When you wake up in the morning, what do you look forward to the most?
Every day, even before getting out of bed, I try to establish a positive frame of mind. Early morning is the perfect time to set a mental compass for oneself – creating focus and balance as a foundation for the day’s activities. Joyful meditation leads to mental flexibility and concentration, which benefits all spheres of life while helping one desire to be respectful and helpful to others.
What else do you think you would be if you were not a software industry “influencer”?
My current plans involve engaging more closely with enterprise buyers and users, in addition to continuing my work with vendors and other technology industry players. In the past, I ran a successful consulting business and now, once again, plan to do more work with the folks who actually buy and use enterprise software and services.
What would you cite as the biggest cause of IT failures today?
Accomplishing successful IT projects requires deep collaboration between technologists and business folks: lines of business know the priorities and pains, while IT owns the means for execution. However, these two groups – IT and business – have different constraints and measures of success. Therefore, the single largest problem is communication and collaboration.
However, there are also distorting factors that cause problems. In many situations, we find that politics, agendas, and poor judgment contribute substantially to whatever challenges might be inherent in the IT project situation.
In addition, many IT projects are flawed from the foundation. Failure is inevitable when lines of business do not articulate clear goals and metrics for their technology-enabled initiatives; tossing a half-baked idea to IT and expecting the project to work is a fantasy.
What type of governance issues cause most project failures? Who is most susceptible (large or small enterprise?)
Governance is like change management – painful topics that everybody talks about as being good for you. At the root, governance means figuring out a consistent way to get things done and then sticking to the plan. However, things get more complicated when a project needs the support of folks across a range of departments, functions, organizations, and so on. At that point, successful governance starts to look like a communication and collaboration plan, because governance requires coordination.

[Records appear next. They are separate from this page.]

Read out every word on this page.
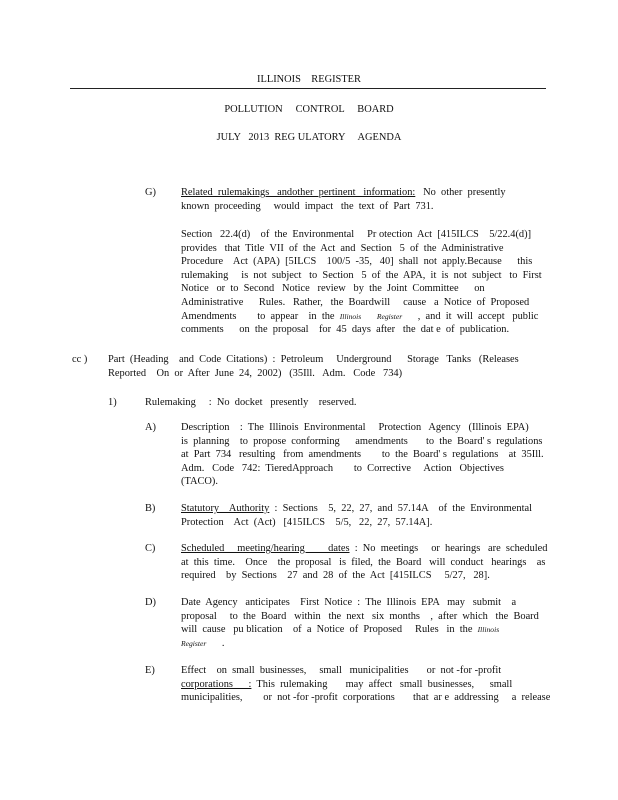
ILLINOIS    REGISTER
POLLUTION     CONTROL     BOARD
JULY   2013  REG ULATORY     AGENDA
G) Related  rulemakings   andother  pertinent   information:   No  other  presently
known  proceeding     would  impact   the  text  of  Part  731.
Section   22.4(d)    of  the  Environmental     Pr otection  Act  [415ILCS    5/22.4(d)]
provides   that  Title  VII  of  the  Act  and  Section   5  of  the  Administrative
Procedure    Act  (APA)  [5ILCS    100/5  -35,   40]  shall  not  apply.Because      this
rulemaking     is  not  subject   to  Section   5  of  the  APA,  it  is  not  subject   to  First
Notice   or  to  Second   Notice   review   by  the  Joint  Committee      on
Administrative      Rules.   Rather,   the  Boardwill     cause   a  Notice  of  Proposed
Amendments        to  appear    in  the  Illinois Register      ,  and  it  will  accept   public
comments      on  the  proposal    for  45  days  after   the  dat e  of  publication.
cc ) Part  (Heading    and  Code  Citations)  :  Petroleum     Underground      Storage   Tanks   (Releases
Reported    On  or  After  June  24,  2002)   (35Ill.   Adm.   Code   734)
1)	Rulemaking     :  No  docket   presently    reserved.
A) Description    :  The  Illinois  Environmental     Protection   Agency   (Illinois  EPA)
is  planning    to  propose  conforming      amendments       to  the  Board' s  regulations
at  Part  734   resulting   from  amendments        to  the  Board' s  regulations    at  35Ill.
Adm.   Code   742:  TieredApproach        to  Corrective     Action   Objectives
(TACO).
B) Statutory    Authority  :  Sections    5,  22,  27,  and  57.14A    of  the  Environmental
Protection    Act  (Act)   [415ILCS    5/5,   22,  27,  57.14A].
C) Scheduled     meeting/hearing         dates  :  No  meetings     or  hearings   are  scheduled
at  this  time.    Once    the  proposal   is  filed,  the  Board   will  conduct   hearings    as
required    by  Sections    27  and  28  of  the  Act  [415ILCS     5/27,   28].
D) Date  Agency   anticipates    First  Notice  :  The  Illinois  EPA   may   submit    a
proposal     to  the  Board   within   the  next   six  months    ,  after  which   the  Board
will  cause   pu blication    of  a  Notice  of  Proposed     Rules   in  the  Illinois
Register      .
E)	Effect    on  small  businesses,     small   municipalities       or  not -for -profit
corporations      :  This  rulemaking       may  affect   small  businesses,      small
municipalities,        or  not -for -profit  corporations       that  ar e  addressing     a  release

Governance is one of those strings that come loose from the ball of yarn – when you pull it, the whole thing starts to unravel. Looked at the through the lens of governance, IT failures can be prevented through a strategic series of decisions and actions. Obviously, however, it’s easier said than done.
As a software industry “influencer” what type of advice do you find yourself giving over and over? What do you wish vendors and industry members knew the most, that would help with prevention?

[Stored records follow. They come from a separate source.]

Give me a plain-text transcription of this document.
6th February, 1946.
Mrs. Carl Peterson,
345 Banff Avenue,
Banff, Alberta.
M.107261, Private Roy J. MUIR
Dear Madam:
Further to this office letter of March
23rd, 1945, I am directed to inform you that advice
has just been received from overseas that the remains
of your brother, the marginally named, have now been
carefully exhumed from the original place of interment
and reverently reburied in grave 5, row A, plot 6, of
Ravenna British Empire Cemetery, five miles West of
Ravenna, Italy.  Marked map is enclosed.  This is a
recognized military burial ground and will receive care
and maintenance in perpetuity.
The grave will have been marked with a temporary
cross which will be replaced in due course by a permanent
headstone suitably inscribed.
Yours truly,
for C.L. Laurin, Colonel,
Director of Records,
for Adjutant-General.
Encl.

The most important thing, by far, is establish a relationship that offers value to both sides. When the relationship is intact, there is a lot of flexibility to adapt on both sides. Without a relationship, communications to so-called influencers are just pitches.
Regarding pitches, I suggest PR folks do at least basic research about my areas of focus before calling, emailing, or sending carrier pigeons. I generally respond to thoughtful pitches where the other person makes a reasonable connection and demonstrates genuine interest and knowledge.
One last thing – calling my cell phone repeatedly, especially when I specifically asked you to stop, does neither one of us any good.
You are an active photographer and quite a few people use your pictures as Twitter avatars. What’s your background in that area? Hobby? Passion?
I love photography! The act of capturing a moment in time is a source of endless delight. People do ask to buy my photos but I do it for pleasure. This post explains my interest:
For me, photography is a highly intimate form of expression. I love photography precisely because it’s such a magnificent method to engage with one’s surroundings and communicate feelings, moods, concepts, metaphors, and sensations non-verbally through images.
One of these days I will pursue a gallery exhibition, but there’s no time for that right now.
What’s next for you in 2012?
The industry has reached a point where we can now discuss IT failure more openly; the major enterprise vendors have accepted that customers want greater success with less risk and hassle. It’s now time for the enterprise software industry to help customers realize the value of their technology-backed business initiative. For me, that means focus on innovation and the positive impact of enterprise adoption on operations.
I’m particularly interested in the transformational aspects of cloud, social, and mobile. My work in 2012 is focused on aligning an enterprise line of business goals where technology is the enabler – that means consulting to organizations, working with executive teams, and continuing to advise vendors.
Right now, we are developing cloud transformation workshops and related consulting services, to bring lessons and experience from the past into an absolutely contemporary context. It’s an exciting time!